Essay Questions on Tests

So I Brought Back An Old Testing Friend

When I first started teaching Social Studies most of our tests had an essay question.  We would give the students a study guide that contained three choices and they would pick one and write a simple 5-10 sentence paragraph. 

At first I was overwhelmed at asking that of my students, mostly because I was worried about grading and didn’t feel comfortable.  Thank goodness my teaching partner assured me that the students would be fine and she would help me grade my first couple. 

After that first year, we tweaked how that essay question happened on the tests.  We started giving students key words/phrases that should be included in their essays.  It helped tremendously with grading and it also gave the students a framework to build their essay responses from. 

Then I got a new teaching partner and the idea of hand-grading hundred-plus essays was not her cup of tea.  And since I was too new to Google Forms to figure out how to create a rubric, I let her win and we took away the essay question. 

Several years passed, and low and behold I got another teaching partner.  This time around, I warned them at the beginning of the year that I wanted to include an essay question on the test and they were on board.  

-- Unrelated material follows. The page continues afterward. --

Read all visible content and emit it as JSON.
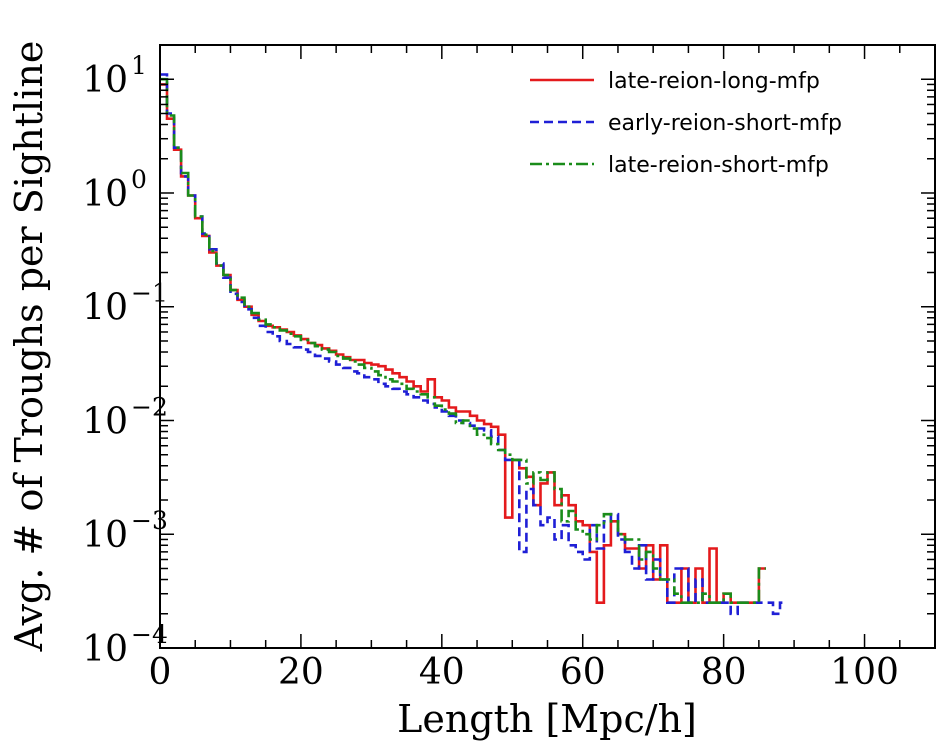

But the year got away from us and if you’re ever taught you know that sometimes sticky to what you already have created is easier and saves your sanity.  

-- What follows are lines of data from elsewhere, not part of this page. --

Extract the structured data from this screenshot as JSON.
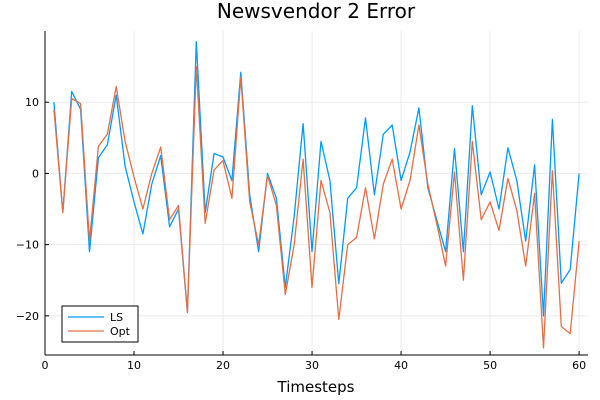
{
  "chart_data": {
    "type": "line",
    "title": "Newsvendor 2 Error",
    "xlabel": "Timesteps",
    "ylabel": "",
    "xlim": [
      0,
      61
    ],
    "ylim": [
      -25.5,
      20
    ],
    "xticks": [
      0,
      10,
      20,
      30,
      40,
      50,
      60
    ],
    "yticks": [
      -20,
      -10,
      0,
      10
    ],
    "grid": true,
    "legend_position": "bottom-left",
    "x": [
      1,
      2,
      3,
      4,
      5,
      6,
      7,
      8,
      9,
      10,
      11,
      12,
      13,
      14,
      15,
      16,
      17,
      18,
      19,
      20,
      21,
      22,
      23,
      24,
      25,
      26,
      27,
      28,
      29,
      30,
      31,
      32,
      33,
      34,
      35,
      36,
      37,
      38,
      39,
      40,
      41,
      42,
      43,
      44,
      45,
      46,
      47,
      48,
      49,
      50,
      51,
      52,
      53,
      54,
      55,
      56,
      57,
      58,
      59,
      60
    ],
    "series": [
      {
        "name": "LS",
        "color": "#009AFA",
        "values": [
          10,
          -5.5,
          11.5,
          9,
          -11,
          2.2,
          4,
          11,
          1,
          -4,
          -8.5,
          -1.5,
          2.5,
          -7.5,
          -5,
          -19.5,
          18.5,
          -5.5,
          2.8,
          2.3,
          -1,
          14.2,
          -3,
          -11,
          0,
          -3.5,
          -16,
          -6,
          7,
          -11,
          4.5,
          -1,
          -15.5,
          -3.5,
          -2,
          7.8,
          -3,
          5.5,
          6.8,
          -1,
          3,
          9.2,
          -2,
          -6.5,
          -11,
          3.5,
          -11,
          9.5,
          -3,
          0.2,
          -5,
          3.6,
          -1,
          -9.5,
          1.2,
          -20,
          7.6,
          -15.4,
          -13.5,
          0
        ]
      },
      {
        "name": "Opt",
        "color": "#E26F46",
        "values": [
          9,
          -5.5,
          10.5,
          9.8,
          -9.5,
          3.8,
          5.5,
          12.2,
          4.5,
          -0.5,
          -5,
          0,
          3.7,
          -6.5,
          -4.5,
          -19.5,
          15,
          -7,
          0.5,
          1.8,
          -3.5,
          13.5,
          -4,
          -10,
          -0.3,
          -4.5,
          -17,
          -10,
          2,
          -16,
          -1,
          -5.5,
          -20.5,
          -10,
          -9,
          -2,
          -9.2,
          -1.5,
          2,
          -5,
          -1,
          6.8,
          -1.5,
          -7,
          -13,
          0.2,
          -15,
          4.5,
          -6.5,
          -4,
          -8,
          -0.7,
          -5.2,
          -13,
          -2.8,
          -24.5,
          0.4,
          -21.5,
          -22.5,
          -9.5
        ]
      }
    ]
  }
}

Yet, I truly felt that the students were beginning to slack on actual test prep.  They had gotten so dependent on the test prep we made that they did not create any on their own.  And testing prep is an incredibly important academic tool. 

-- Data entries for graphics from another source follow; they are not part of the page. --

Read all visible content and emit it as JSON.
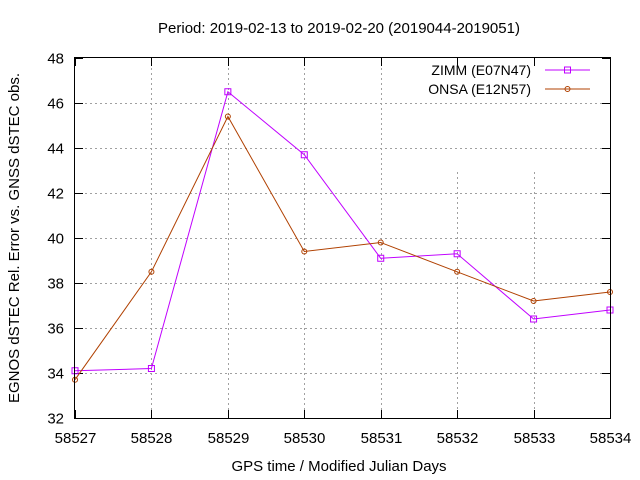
{
  "chart_data": {
    "type": "line",
    "title": "Period: 2019-02-13 to 2019-02-20 (2019044-2019051)",
    "xlabel": "GPS time / Modified Julian Days",
    "ylabel": "EGNOS dSTEC Rel. Error vs. GNSS dSTEC obs.",
    "xlim": [
      58527,
      58534
    ],
    "ylim": [
      32,
      48
    ],
    "xticks": [
      "58527",
      "58528",
      "58529",
      "58530",
      "58531",
      "58532",
      "58533",
      "58534"
    ],
    "yticks": [
      "32",
      "34",
      "36",
      "38",
      "40",
      "42",
      "44",
      "46",
      "48"
    ],
    "grid": true,
    "legend_position": "top-right",
    "x": [
      58527,
      58528,
      58529,
      58530,
      58531,
      58532,
      58533,
      58534
    ],
    "series": [
      {
        "name": "ZIMM (E07N47)",
        "color": "#c000ff",
        "marker": "square",
        "values": [
          34.1,
          34.2,
          46.5,
          43.7,
          39.1,
          39.3,
          36.4,
          36.8
        ]
      },
      {
        "name": "ONSA (E12N57)",
        "color": "#b04000",
        "marker": "circle",
        "values": [
          33.7,
          38.5,
          45.4,
          39.4,
          39.8,
          38.5,
          37.2,
          37.6
        ]
      }
    ]
  }
}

Maybe it was out of frustration, but I told my students that they were not going to get the expected test prep AND they were getting an essay question. 

You would have thought I told them they had to hand-write the test in Latin.  They groaned, they complained that this wasn’t English class thank you very much and that they would fail. 

But I stuck to my guns. I gave them their essay question a week in advance.  I choose their essay question to nicely go along with an activity we had completed a week prior.  And, I offered to look at any essay in advance. Which only two students took advantage of. 

I will not lie, the night before the test, I was nervous.  And I wasn’t even taking the test! I was worried that they format was too new.  That the new format would throw them off and that this final test grade of the quarter would tank their grades. 

And of course that did not happen.  Most of my students performed just as well as they had on previous test grades.  Some even did much, much better.  Overall, the test outcome was successful. 

Now, was it more work for me. HECK YES. 

Mostly because I have still not figured out how create a rubric and tie it to Google Classroom so that I wouldn’t have to grade each essay by hand. 

And if any teacher out there isn’t aware, if you put TWO Google Form into the same Classroom assignment you can’t import grades. Yes. I had to look up EACH student’s multiple choice test grade, add their bonus question to that score. Then open another Form and grade their essay. 

It would have been easier to grade an entire paper and pencil test. But lessons were learned. Even if it was the hard way. 

Bottom line, it was a good experience.  I learned a lot about my student’s thought processes by reading their essays.  Some students did so much better because they were able to gain points by telling me what they know instead of having to pick the correct multiple choice answer.  And not going to lie, some of the essay responses were hilarious and totally worth the extra effort!